Part 2 of My Interview with Poet Arlene Ang

Welcome to Part 2 of my interview with Arlene Ang.

I was reading over her answers to the second part of our interview, and it donned on me where else I had heard of Arlene, and it was Poems Niederngasse, which published a poem of mine in 2004. Check out Sacrifice if you are interested.

However, this is not about me, it’s about Arlene, so without further ado, let me welcome Arlene back to Savvy Verse & Wit

4. Have you edited for other magazines? And are the processes and atmospheres similar at those magazines to those at Pedestal?

Before coming to Pedestal Magazine, I was editor of Niederngasse Italian for some years. Presently, I’m also one of the Press 1 editors — more webmistress than editor actually since Valerie Fox and Phyllis Wat do most of the paper/legwork.

Editing for Pedestal is certainly different pace-wise. I find that I have to read submissions every day or get behind. When I was editor for Niederngasse Italian, I remember having to solicit poems for every issue because otherwise there wouldn’t have been any issue. Pedestal has a sleek, businesslike atmosphere. I love the database, sorting out the submissions like a postal worker (one of my dream jobs). When I’m on duty, it feels like a real job behind a real cubicle. No chitchat with co-workers, just 100% concentration.

With Press 1, we’re pretty lax. We discuss the poems we receive and take votes. Oftentimes we’re late, too. The only time, I think, that a Pedestal issue came out late was because the server got hacked.

5. If you were to describe your writing what 5 buzzwords would you choose? And could you elaborate on what those buzzwords mean to you and why they describe your work?

Difficult question. Like standing in front of the mirror and wondering which shoes go better with your dress.

Versatile is the first word that comes to mind. A friend said that, not me, because I like to try different genres from traditional forms to prose poems to photoetry. Photoetry is just how I coined the marriage of photography and poetry. There’s probably an official literary term for it. I did a couple ages ago: Like Turned Tables and Like Electricity.

Evolving. At least that’s how it feels. At some point I broke off from the straight narrative road and entered the Twilight Zone.

Godless. After thirteen years in a Catholic school, it’s hard not to be.
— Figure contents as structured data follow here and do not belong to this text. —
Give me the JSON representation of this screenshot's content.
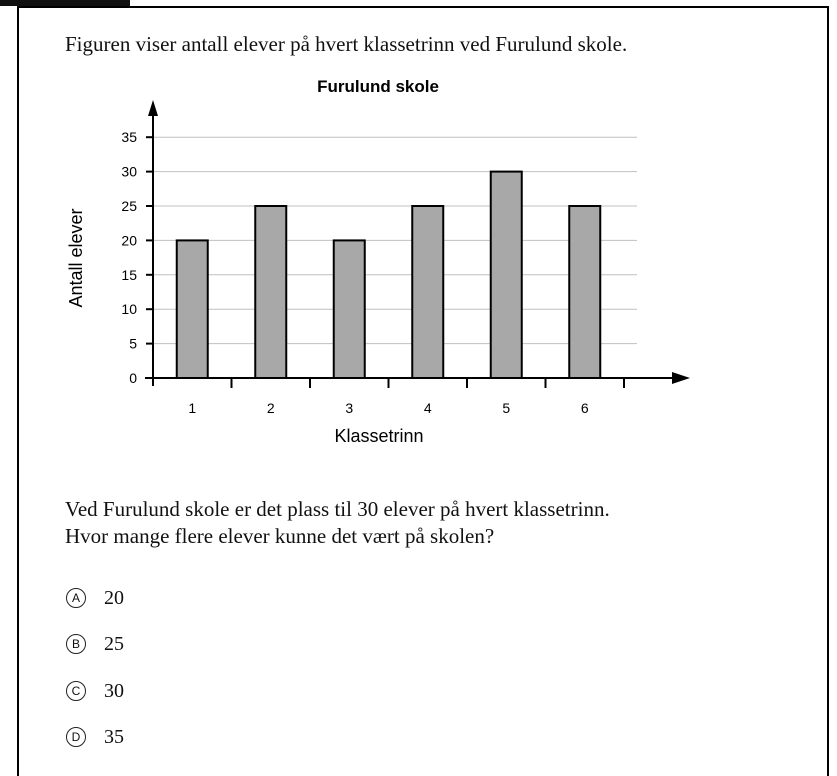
{
  "question": {
    "intro": "Figuren viser antall elever på hvert klassetrinn ved Furulund skole.",
    "line1": "Ved Furulund skole er det plass til 30 elever på hvert klassetrinn.",
    "line2": "Hvor mange flere elever kunne det vært på skolen?"
  },
  "options": [
    {
      "letter": "A",
      "value": "20"
    },
    {
      "letter": "B",
      "value": "25"
    },
    {
      "letter": "C",
      "value": "30"
    },
    {
      "letter": "D",
      "value": "35"
    }
  ],
  "chart_data": {
    "type": "bar",
    "title": "Furulund skole",
    "xlabel": "Klassetrinn",
    "ylabel": "Antall elever",
    "categories": [
      "1",
      "2",
      "3",
      "4",
      "5",
      "6"
    ],
    "values": [
      20,
      25,
      20,
      25,
      30,
      25
    ],
    "ylim": [
      0,
      35
    ],
    "yticks": [
      0,
      5,
      10,
      15,
      20,
      25,
      30,
      35
    ],
    "grid": true,
    "bar_color": "#a8a8a8",
    "bar_edge_color": "#000000",
    "grid_color": "#c0c0c0"
  }
}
It probably shows in my writing.

Experimental. Sometimes I actually imagine myself putting on a lab coat when I write and start poking into bodies and language that shouldn’t concern me.

Inventive. Maybe. I like to think of ways on how to lure in the reader.
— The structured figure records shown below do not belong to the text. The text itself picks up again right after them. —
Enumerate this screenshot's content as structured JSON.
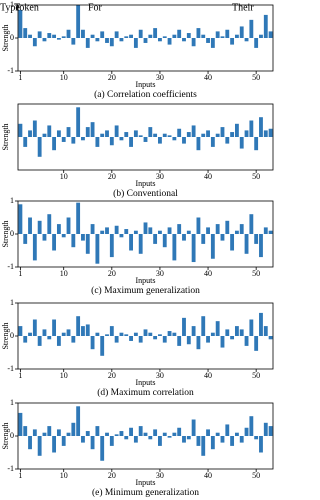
{
  "chart_data": [
    {
      "type": "bar",
      "title": "(a) Correlation coefficients",
      "xlabel": "Inputs",
      "ylabel": "Strength",
      "color": "#2f78b7",
      "annotations": [
        "Type",
        "Token",
        "For",
        "Their"
      ],
      "x": [
        1,
        2,
        3,
        4,
        5,
        6,
        7,
        8,
        9,
        10,
        11,
        12,
        13,
        14,
        15,
        16,
        17,
        18,
        19,
        20,
        21,
        22,
        23,
        24,
        25,
        26,
        27,
        28,
        29,
        30,
        31,
        32,
        33,
        34,
        35,
        36,
        37,
        38,
        39,
        40,
        41,
        42,
        43,
        44,
        45,
        46,
        47,
        48,
        49,
        50,
        51,
        52,
        53
      ],
      "values": [
        0.85,
        0.3,
        0.1,
        -0.25,
        0.2,
        -0.1,
        0.15,
        0.1,
        -0.05,
        0.05,
        0.25,
        -0.2,
        1.0,
        0.25,
        -0.3,
        0.1,
        -0.1,
        0.2,
        -0.15,
        -0.25,
        0.2,
        -0.1,
        0.05,
        0.1,
        -0.3,
        0.25,
        -0.15,
        0.1,
        0.3,
        -0.1,
        0.05,
        -0.2,
        0.1,
        0.25,
        -0.1,
        0.15,
        -0.25,
        0.3,
        0.1,
        -0.15,
        -0.3,
        0.2,
        0.05,
        0.25,
        -0.2,
        0.1,
        0.35,
        -0.1,
        0.55,
        -0.3,
        0.1,
        0.7,
        0.2
      ],
      "xlim": [
        0.5,
        53.5
      ],
      "xticks": [
        1,
        10,
        20,
        30,
        40,
        50
      ],
      "ylim": [
        -1,
        1
      ],
      "yticks": [
        -1,
        0,
        1
      ]
    },
    {
      "type": "bar",
      "title": "(b) Conventional",
      "xlabel": "Inputs",
      "ylabel": "Strength",
      "color": "#2f78b7",
      "x": [
        1,
        2,
        3,
        4,
        5,
        6,
        7,
        8,
        9,
        10,
        11,
        12,
        13,
        14,
        15,
        16,
        17,
        18,
        19,
        20,
        21,
        22,
        23,
        24,
        25,
        26,
        27,
        28,
        29,
        30,
        31,
        32,
        33,
        34,
        35,
        36,
        37,
        38,
        39,
        40,
        41,
        42,
        43,
        44,
        45,
        46,
        47,
        48,
        49,
        50,
        51,
        52,
        53
      ],
      "values": [
        0.4,
        -0.3,
        0.2,
        0.5,
        -0.6,
        0.1,
        0.35,
        -0.4,
        0.2,
        -0.15,
        0.3,
        -0.2,
        0.9,
        -0.1,
        0.3,
        0.45,
        -0.3,
        0.1,
        0.2,
        -0.25,
        0.35,
        -0.1,
        0.15,
        -0.3,
        0.2,
        0.05,
        -0.15,
        0.3,
        0.1,
        -0.2,
        0.1,
        0.05,
        -0.1,
        0.25,
        -0.2,
        0.15,
        0.35,
        -0.4,
        0.1,
        0.2,
        -0.3,
        0.1,
        0.3,
        -0.2,
        0.15,
        0.4,
        -0.35,
        0.2,
        0.5,
        -0.4,
        0.6,
        0.2,
        0.25
      ],
      "xlim": [
        0.5,
        53.5
      ],
      "xticks": [
        10,
        20,
        30,
        40,
        50
      ],
      "ylim": [
        -1,
        1
      ]
    },
    {
      "type": "bar",
      "title": "(c) Maximum generalization",
      "xlabel": "Inputs",
      "ylabel": "Strength",
      "color": "#2f78b7",
      "x": [
        1,
        2,
        3,
        4,
        5,
        6,
        7,
        8,
        9,
        10,
        11,
        12,
        13,
        14,
        15,
        16,
        17,
        18,
        19,
        20,
        21,
        22,
        23,
        24,
        25,
        26,
        27,
        28,
        29,
        30,
        31,
        32,
        33,
        34,
        35,
        36,
        37,
        38,
        39,
        40,
        41,
        42,
        43,
        44,
        45,
        46,
        47,
        48,
        49,
        50,
        51,
        52,
        53
      ],
      "values": [
        0.9,
        -0.3,
        0.5,
        -0.8,
        0.4,
        -0.2,
        0.6,
        -0.5,
        0.3,
        -0.1,
        0.5,
        -0.4,
        0.95,
        -0.2,
        -0.6,
        0.3,
        -0.9,
        0.1,
        0.2,
        -0.7,
        0.25,
        -0.1,
        0.15,
        -0.5,
        0.1,
        -0.6,
        0.35,
        0.2,
        -0.3,
        0.1,
        -0.4,
        0.2,
        -0.8,
        0.3,
        -0.2,
        0.1,
        -0.85,
        0.5,
        -0.3,
        0.2,
        -0.75,
        0.3,
        -0.2,
        0.4,
        -0.5,
        0.1,
        0.3,
        -0.6,
        0.6,
        -0.3,
        -0.7,
        0.2,
        0.1
      ],
      "xlim": [
        0.5,
        53.5
      ],
      "xticks": [
        1,
        10,
        20,
        30,
        40,
        50
      ],
      "ylim": [
        -1,
        1
      ],
      "yticks": [
        -1,
        0,
        1
      ]
    },
    {
      "type": "bar",
      "title": "(d) Maximum correlation",
      "xlabel": "Inputs",
      "ylabel": "Strength",
      "color": "#2f78b7",
      "x": [
        1,
        2,
        3,
        4,
        5,
        6,
        7,
        8,
        9,
        10,
        11,
        12,
        13,
        14,
        15,
        16,
        17,
        18,
        19,
        20,
        21,
        22,
        23,
        24,
        25,
        26,
        27,
        28,
        29,
        30,
        31,
        32,
        33,
        34,
        35,
        36,
        37,
        38,
        39,
        40,
        41,
        42,
        43,
        44,
        45,
        46,
        47,
        48,
        49,
        50,
        51,
        52,
        53
      ],
      "values": [
        0.3,
        -0.2,
        0.1,
        0.5,
        -0.3,
        0.2,
        -0.1,
        0.5,
        -0.3,
        0.1,
        0.2,
        -0.2,
        0.6,
        0.3,
        0.35,
        -0.4,
        0.1,
        -0.6,
        0.05,
        0.3,
        -0.2,
        0.1,
        0.05,
        -0.15,
        0.1,
        -0.2,
        0.2,
        0.1,
        -0.1,
        0.05,
        -0.2,
        0.15,
        0.1,
        -0.3,
        0.55,
        -0.25,
        0.3,
        -0.4,
        0.6,
        -0.2,
        0.1,
        0.45,
        -0.35,
        0.2,
        -0.1,
        0.3,
        0.2,
        -0.3,
        0.5,
        -0.45,
        0.7,
        0.3,
        -0.1
      ],
      "xlim": [
        0.5,
        53.5
      ],
      "xticks": [
        1,
        10,
        20,
        30,
        40,
        50
      ],
      "ylim": [
        -1,
        1
      ],
      "yticks": [
        -1,
        0,
        1
      ]
    },
    {
      "type": "bar",
      "title": "(e) Minimum generalization",
      "xlabel": "Inputs",
      "ylabel": "Strength",
      "color": "#2f78b7",
      "x": [
        1,
        2,
        3,
        4,
        5,
        6,
        7,
        8,
        9,
        10,
        11,
        12,
        13,
        14,
        15,
        16,
        17,
        18,
        19,
        20,
        21,
        22,
        23,
        24,
        25,
        26,
        27,
        28,
        29,
        30,
        31,
        32,
        33,
        34,
        35,
        36,
        37,
        38,
        39,
        40,
        41,
        42,
        43,
        44,
        45,
        46,
        47,
        48,
        49,
        50,
        51,
        52,
        53
      ],
      "values": [
        0.7,
        0.3,
        -0.4,
        0.2,
        -0.6,
        0.1,
        0.3,
        -0.5,
        0.2,
        -0.3,
        0.1,
        0.4,
        0.9,
        -0.2,
        0.15,
        -0.4,
        0.3,
        -0.75,
        0.1,
        -0.3,
        0.05,
        0.15,
        -0.1,
        0.25,
        -0.2,
        0.3,
        0.1,
        -0.1,
        0.2,
        -0.3,
        0.1,
        -0.05,
        0.1,
        0.25,
        -0.2,
        -0.1,
        0.5,
        -0.3,
        -0.6,
        0.2,
        -0.4,
        0.1,
        -0.2,
        0.35,
        -0.3,
        0.1,
        -0.2,
        0.25,
        0.6,
        -0.1,
        -0.5,
        0.4,
        0.3
      ],
      "xlim": [
        0.5,
        53.5
      ],
      "xticks": [
        1,
        10,
        20,
        30,
        40,
        50
      ],
      "ylim": [
        -1,
        1
      ],
      "yticks": [
        -1,
        0,
        1
      ]
    }
  ]
}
6. Do you have any obsessions you would like to share?

Obsessions are my passion. My updated list includes (in alphabetical order) computer games, death, drink, food, mutation, Sims 3, and Tom Waits.

I also get obsessed with words or ideas. This month is eye-patch month and hermit crabs. Last year was amputation, gorilla suit, and shipwreck year. Like with songs I love, I just keep repeating the words or concepts in my writing until I get bored and move on to another subject. I’m worse than a virus.